Tak prędki rozwój spowodował również wzmożoną kreatywność w zakresie przechowywania trunków. Za jeden z najciekawszych projektów, jakie powstały w tych okolicach w ostatnich miesiącach, niewątpliwie można uznać dzieło architektów z lokalnej pracowni Clayton Korte.
Stworzona przez nich piwniczka na wino z zewnątrz widoczna jest tylko za sprawą światła sączącego się przez gęstwinę dębów i wiązów. Jego źródłem jest rozległe przeszklenie otwierające drogę w głąb skalnego tunelu.
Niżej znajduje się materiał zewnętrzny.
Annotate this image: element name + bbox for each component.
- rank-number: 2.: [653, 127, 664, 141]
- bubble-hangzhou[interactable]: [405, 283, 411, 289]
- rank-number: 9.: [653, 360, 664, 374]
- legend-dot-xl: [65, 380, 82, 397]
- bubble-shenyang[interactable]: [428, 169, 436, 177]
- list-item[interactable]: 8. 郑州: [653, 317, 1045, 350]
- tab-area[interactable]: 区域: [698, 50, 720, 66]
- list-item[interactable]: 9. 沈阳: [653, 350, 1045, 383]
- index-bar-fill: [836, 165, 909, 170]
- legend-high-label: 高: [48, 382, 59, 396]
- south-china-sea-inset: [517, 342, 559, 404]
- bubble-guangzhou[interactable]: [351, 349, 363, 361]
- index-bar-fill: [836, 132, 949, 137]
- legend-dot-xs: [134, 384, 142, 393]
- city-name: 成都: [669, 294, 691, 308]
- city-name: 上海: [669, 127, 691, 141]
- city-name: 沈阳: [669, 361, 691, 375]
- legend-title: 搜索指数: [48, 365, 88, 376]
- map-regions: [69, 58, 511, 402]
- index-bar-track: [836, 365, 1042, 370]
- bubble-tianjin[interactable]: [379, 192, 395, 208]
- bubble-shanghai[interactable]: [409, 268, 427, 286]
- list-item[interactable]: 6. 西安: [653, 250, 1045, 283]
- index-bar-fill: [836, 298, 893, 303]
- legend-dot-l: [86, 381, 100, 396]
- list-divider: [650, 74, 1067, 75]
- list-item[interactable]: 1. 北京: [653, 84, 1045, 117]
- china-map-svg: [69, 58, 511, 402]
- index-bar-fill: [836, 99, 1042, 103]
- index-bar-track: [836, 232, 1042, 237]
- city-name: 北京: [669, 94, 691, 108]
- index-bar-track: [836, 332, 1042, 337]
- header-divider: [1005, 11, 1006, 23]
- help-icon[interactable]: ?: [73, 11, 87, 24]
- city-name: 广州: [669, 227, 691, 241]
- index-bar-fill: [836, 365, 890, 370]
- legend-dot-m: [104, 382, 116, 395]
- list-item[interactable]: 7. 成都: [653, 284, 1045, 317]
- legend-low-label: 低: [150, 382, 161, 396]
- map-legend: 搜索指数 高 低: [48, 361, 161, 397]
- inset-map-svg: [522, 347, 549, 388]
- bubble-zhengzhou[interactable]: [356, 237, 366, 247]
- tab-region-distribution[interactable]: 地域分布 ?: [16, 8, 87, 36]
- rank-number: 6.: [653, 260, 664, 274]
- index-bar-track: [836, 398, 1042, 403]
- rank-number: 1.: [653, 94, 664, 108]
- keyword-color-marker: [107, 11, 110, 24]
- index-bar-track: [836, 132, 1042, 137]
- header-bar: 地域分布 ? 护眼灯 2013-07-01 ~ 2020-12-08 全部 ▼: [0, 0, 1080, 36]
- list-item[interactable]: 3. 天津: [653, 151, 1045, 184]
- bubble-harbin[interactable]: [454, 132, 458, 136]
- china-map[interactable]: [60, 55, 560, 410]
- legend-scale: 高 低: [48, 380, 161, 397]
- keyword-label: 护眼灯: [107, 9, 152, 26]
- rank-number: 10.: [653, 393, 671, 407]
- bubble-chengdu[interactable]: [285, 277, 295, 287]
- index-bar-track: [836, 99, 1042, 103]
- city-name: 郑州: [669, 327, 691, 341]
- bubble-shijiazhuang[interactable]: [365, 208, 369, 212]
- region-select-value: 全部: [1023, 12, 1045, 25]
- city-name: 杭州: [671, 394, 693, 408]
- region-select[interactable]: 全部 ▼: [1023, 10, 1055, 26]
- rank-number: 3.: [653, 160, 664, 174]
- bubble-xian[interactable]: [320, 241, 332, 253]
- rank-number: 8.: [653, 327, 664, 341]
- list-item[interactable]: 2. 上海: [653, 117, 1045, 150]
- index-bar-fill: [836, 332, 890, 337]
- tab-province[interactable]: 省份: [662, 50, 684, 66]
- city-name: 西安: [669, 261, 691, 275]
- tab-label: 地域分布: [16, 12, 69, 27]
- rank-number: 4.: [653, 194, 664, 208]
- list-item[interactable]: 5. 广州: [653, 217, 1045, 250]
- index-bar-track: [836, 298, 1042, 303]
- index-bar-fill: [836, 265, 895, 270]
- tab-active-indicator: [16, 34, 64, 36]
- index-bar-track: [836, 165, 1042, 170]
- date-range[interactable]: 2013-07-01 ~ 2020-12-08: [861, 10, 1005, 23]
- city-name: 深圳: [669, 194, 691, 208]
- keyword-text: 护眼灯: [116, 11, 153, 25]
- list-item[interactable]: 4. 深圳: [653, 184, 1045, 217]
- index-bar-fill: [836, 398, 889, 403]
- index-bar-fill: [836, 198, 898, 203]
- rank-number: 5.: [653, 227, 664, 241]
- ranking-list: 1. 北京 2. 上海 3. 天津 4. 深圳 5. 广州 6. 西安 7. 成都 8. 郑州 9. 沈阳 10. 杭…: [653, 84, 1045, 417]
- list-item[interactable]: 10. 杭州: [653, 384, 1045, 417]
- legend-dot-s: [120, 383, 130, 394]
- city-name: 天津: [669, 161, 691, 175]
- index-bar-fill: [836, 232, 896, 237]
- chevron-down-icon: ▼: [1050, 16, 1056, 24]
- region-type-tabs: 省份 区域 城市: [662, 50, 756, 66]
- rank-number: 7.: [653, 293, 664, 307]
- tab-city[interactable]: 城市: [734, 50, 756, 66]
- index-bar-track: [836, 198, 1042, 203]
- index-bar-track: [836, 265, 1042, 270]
Prócz samej piwniczki, skrywającej nieustannie powiększającą się kolekcję win, znalazły się tu również klimatyczna sala degustacyjna, bar i toaleta.
Piwniczka na wino w głębi góry
Podejmując się zadania, architekci otrzymali do zagospodarowania uprzednio przygotowane zagłębienie w wapiennej skale. Długi na 21 metrów i wysoki na 5 metrów tunel najpierw zmapowano za pomocą specjalistycznej kamery. Po stworzeniu trójwymiarowego planu wszystkich nieregularności, wypełniono go drewnianym modułem. Ze względów bezpieczeństwa, architekci zdecydowali się również na zabezpieczenie wejścia betonowym portalem.
Na wystrój piwniczki składa się niewielka ilość mebli, w tym minimalistyczny bar degustacyjny. Wszystkie wykonano na zamówienie z drewna cedrowego z odzysku, otrzymanego od lokalnego tartaku.
– Ogromna powódź w tym regionie zdziesiątkowała bogaty drzewostan cedrów i cyprysów. Cieszmy się, że w takiej formie, możemy dać im drugie życie – wyjaśnia założyciel pracowni, Brian Korte.